Shoplifting – not a Victimless Crime
Thursday, October 19th, 2023
One of the most impactful contributions to the recent Thames Valley Police Neighbourhood Policing Conference came from Sophie Roberts, Manager of the Budgens store at Yarnton.
There has been a great deal of content around Shoplifting in the media of late. Ms Roberts, speaking as a guest of the Police and Crime Commissioner, explained in stark detail why it is wrong to consider shoplifting a ‘victimless crime’, absorbed financially by businesses and causing limited real harm.
Effects of shoplifting impacting people and groups include:
- Customers: losses may be passed on in prices; some higher value items may be removed from the shelves, or made more difficult to access. Opening hours may be curtailed for reasons of safety.
- Staff and owners: feel unsafe, daunted by approaching suspected shoplifters. concerned about aggression. Concerned also about confronting the wrong people. Attitudes of owners towards losses may be variable, contributing to pressure on staff to approach suspects. Makes it more difficult to employ people in retail space.
- Community: a feeling of being unsafe, less choice, higher prices, reduced opening hours.
Some instances of shoplifting may indeed be ‘low level’, perpetrated by people struggling to make ends meet. But increasingly it seems to be the thin end of a wedge. We hear increasingly of whole shopping bags being filled, shelves being cleared, trollies being filled and wheeled away. GANGS are getting involved, and their members are very likely to be involved in other forms of crime. Did you know, for example, that baby milk and dishwasher powder can be used to cut drugs?

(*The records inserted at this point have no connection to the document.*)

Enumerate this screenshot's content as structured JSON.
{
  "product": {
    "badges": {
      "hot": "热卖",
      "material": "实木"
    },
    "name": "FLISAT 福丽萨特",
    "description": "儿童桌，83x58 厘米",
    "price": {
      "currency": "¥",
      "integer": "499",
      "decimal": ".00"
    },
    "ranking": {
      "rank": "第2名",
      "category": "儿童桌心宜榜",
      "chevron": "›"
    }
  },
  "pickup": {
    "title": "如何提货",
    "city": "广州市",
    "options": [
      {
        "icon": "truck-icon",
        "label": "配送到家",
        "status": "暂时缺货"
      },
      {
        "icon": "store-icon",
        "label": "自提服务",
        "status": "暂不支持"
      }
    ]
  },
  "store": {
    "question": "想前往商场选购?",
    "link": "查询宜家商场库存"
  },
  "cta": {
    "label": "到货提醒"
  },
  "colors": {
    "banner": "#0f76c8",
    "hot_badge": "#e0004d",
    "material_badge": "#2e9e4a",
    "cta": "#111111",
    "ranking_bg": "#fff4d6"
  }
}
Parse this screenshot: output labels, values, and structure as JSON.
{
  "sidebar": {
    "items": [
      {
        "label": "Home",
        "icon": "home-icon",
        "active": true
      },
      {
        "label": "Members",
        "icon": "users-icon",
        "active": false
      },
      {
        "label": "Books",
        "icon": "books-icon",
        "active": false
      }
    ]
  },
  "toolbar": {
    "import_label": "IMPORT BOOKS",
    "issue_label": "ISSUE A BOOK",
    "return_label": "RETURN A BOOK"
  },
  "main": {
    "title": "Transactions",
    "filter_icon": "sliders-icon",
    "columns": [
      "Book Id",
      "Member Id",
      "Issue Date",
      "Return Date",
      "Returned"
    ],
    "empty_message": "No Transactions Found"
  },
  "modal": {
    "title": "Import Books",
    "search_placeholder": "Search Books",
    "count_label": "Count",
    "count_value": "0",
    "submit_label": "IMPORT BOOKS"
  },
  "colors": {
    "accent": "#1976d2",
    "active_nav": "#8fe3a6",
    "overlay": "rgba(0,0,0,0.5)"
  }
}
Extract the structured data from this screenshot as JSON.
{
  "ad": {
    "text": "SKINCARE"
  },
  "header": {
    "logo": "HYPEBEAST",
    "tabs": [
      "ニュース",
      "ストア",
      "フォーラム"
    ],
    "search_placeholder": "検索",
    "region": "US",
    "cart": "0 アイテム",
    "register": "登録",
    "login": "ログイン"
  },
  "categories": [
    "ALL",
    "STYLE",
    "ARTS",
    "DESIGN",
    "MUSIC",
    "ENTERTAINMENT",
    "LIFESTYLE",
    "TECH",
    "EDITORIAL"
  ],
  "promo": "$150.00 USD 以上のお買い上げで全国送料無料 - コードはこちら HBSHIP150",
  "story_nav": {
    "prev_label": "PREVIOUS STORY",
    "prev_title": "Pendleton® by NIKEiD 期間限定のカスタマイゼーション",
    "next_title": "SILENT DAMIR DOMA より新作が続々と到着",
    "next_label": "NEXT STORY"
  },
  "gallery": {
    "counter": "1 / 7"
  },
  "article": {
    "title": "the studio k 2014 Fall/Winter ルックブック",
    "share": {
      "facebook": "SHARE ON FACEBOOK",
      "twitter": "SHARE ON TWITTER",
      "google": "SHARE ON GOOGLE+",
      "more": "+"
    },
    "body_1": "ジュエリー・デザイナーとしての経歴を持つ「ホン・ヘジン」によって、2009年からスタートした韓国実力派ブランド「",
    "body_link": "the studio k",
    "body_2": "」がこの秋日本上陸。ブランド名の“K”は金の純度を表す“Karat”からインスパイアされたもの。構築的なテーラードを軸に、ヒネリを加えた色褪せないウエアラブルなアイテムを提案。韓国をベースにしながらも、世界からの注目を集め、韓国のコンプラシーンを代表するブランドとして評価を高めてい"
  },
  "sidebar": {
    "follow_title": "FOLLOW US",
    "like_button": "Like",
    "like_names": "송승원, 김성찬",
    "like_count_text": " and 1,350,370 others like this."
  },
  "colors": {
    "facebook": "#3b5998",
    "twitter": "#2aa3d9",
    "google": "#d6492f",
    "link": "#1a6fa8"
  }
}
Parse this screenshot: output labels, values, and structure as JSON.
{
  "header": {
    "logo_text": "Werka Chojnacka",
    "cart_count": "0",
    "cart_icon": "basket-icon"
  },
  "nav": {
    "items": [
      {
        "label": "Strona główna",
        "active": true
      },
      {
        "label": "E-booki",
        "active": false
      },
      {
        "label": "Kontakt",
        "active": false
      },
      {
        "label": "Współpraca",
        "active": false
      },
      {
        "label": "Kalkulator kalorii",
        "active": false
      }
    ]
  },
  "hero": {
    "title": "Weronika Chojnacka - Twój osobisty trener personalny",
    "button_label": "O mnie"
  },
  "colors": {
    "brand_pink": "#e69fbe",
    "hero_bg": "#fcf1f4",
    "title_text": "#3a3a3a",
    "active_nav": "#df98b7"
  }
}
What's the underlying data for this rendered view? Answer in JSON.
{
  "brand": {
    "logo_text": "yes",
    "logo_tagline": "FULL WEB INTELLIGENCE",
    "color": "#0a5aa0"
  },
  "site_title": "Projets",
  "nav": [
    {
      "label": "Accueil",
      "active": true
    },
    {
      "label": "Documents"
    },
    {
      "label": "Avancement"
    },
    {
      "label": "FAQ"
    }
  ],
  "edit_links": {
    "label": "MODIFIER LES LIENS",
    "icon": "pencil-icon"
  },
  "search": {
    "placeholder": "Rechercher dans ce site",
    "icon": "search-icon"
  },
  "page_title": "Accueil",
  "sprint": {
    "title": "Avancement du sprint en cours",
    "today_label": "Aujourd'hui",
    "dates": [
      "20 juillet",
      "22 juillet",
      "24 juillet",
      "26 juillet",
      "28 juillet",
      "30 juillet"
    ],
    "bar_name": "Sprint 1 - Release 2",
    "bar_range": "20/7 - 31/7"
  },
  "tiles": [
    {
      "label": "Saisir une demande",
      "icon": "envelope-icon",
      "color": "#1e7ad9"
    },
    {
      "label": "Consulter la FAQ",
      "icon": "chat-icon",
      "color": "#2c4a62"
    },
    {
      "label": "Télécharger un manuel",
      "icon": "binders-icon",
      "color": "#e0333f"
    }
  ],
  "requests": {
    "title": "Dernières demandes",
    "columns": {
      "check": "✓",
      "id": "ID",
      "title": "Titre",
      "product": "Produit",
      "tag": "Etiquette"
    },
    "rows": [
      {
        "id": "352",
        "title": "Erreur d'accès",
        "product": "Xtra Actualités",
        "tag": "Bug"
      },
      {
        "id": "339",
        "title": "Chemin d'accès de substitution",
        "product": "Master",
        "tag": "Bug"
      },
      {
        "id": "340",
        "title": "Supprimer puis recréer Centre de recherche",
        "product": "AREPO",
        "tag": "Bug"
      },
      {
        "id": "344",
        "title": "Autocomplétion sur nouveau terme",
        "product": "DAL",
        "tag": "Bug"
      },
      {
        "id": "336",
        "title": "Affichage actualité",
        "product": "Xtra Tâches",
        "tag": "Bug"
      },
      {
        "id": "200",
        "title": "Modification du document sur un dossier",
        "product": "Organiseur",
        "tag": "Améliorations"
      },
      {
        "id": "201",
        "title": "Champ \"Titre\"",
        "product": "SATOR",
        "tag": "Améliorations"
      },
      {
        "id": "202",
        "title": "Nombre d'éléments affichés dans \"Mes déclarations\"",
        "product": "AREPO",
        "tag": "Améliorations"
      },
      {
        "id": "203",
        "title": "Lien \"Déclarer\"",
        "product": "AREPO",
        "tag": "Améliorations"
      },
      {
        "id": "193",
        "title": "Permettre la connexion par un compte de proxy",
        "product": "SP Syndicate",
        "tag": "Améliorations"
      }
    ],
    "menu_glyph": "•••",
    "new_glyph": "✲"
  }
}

Ms Roberts shared a story about how a situation had escalated, starting with a minor carrying out low-level shoplifting which over time escalated into threats against staff, in particular against a particular member of staff. These threats became more violent and sinister, targeting home and family and causing potentially fatal mental stress to the staff member.
Ms Roberts reported that about 80% of potential shoplifting crime is handled in-house (ie taking items off potential shoplifters, preventing their entry). But around 20% IS reported to Police, and by definition these are the more serious and often aggravated cases. This is why she appealed for reports to Police to receive much greater and more immediate attention.
We should be grateful to Ms Roberts for standing up at the conference and making such a clear case. The Police and Crime Commissioner, Matthew Barber, responded that this was a clear case of needing to understand the problems, and then approach them in problem solving mode. Working with stores, gathering intelligence, making it easier for businesses to report will all be important elements.